Mobile and Baldwin counties are expected to break their all-time temperature highs this week.

Meteorologists said the mercury may easily skyrocket past the record temperature of 103 degrees set in Mobile on June 4, 2011.

Triple digits are expected across the region through at least Saturday.

"Only along the coast is it a little better but not really," said Jason Beaman, a meteorologist with the National Weather

Service in Mobile. "The air temperature along the water will be in the upper 90s, but they will also have higher humidity, so the heat index is still going to be rough, at least 105 to 110 degrees.

"Any way you slice it, it is going to be very hot. People really need to take it easy out there," he said.

The sweltering heat is due to an unusually strong and persistent area of upper-level high pressure that is stuck over the central and south-central part of the nation. The pressure settled in after the jet stream moved far into northern Canada, allowing the pressure room to build.

As the hot and dry weather continues below it, those factors feed into the atmosphere and create a cycle that keeps the region even hotter and drier, reinforcing the high pressure.

Beaman said long-range forecasts see some weakening of the high-pressure system when the jet stream begins to dip back into the Great Lakes region next week. That is a move that would make the Gulf Coast a little cooler, relatively speaking.

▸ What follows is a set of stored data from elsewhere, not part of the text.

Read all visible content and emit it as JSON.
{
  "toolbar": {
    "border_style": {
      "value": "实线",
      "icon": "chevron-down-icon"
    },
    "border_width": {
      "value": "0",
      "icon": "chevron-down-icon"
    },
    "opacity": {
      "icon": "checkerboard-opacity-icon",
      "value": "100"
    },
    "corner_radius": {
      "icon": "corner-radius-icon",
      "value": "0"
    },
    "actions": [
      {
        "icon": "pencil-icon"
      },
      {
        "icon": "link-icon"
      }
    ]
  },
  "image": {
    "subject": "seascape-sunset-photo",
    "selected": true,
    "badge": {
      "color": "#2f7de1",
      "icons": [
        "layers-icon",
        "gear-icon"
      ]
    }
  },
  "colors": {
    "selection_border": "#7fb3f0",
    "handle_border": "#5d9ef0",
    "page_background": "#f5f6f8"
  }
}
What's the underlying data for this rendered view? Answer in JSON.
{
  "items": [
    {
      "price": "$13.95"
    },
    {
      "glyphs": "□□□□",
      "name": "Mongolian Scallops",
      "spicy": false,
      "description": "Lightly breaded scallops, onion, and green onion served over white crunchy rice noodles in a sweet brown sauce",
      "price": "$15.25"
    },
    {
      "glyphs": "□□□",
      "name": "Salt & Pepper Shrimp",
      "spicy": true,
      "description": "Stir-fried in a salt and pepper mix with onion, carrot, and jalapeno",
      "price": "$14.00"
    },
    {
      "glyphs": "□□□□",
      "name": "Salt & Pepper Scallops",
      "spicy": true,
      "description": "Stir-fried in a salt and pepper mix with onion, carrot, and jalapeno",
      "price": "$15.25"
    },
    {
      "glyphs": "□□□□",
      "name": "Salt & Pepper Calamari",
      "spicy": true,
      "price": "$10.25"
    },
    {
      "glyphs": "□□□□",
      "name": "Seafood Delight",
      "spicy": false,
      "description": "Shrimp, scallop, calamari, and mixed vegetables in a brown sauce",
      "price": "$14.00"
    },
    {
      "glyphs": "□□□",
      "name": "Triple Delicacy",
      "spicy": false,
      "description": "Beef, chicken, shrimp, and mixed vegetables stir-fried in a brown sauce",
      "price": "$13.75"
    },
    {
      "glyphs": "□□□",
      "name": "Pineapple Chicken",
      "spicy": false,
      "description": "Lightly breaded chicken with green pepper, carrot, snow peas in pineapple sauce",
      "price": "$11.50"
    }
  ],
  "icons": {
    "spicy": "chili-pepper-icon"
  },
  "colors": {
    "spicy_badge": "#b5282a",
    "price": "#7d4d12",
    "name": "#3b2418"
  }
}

"We will still probably have lows in the mid-90s. It is definitely still going to feel like summer," Beaman said.

As the high pressure moves to the west, so will the temperatures. Travelers should be aware that states west of the Gulf Coast, into

Texas and California, can expect to move into triple digits.

"The heat is going to go somewhere," Beaman said.

As summer continues, the thermometer may not cross the 100-degree mark, but it will certainly feel like it has. The heat index measures what the air feels like to the human body, regardless of the actual air temperature.

Even with lower temperatures, high amounts of humidity, common to Southern summers, will push the heat index into the 100s next week and beyond.

"Regardless of the temperature we are still talking about," Beaman said, "days that will feel well over 100 degrees."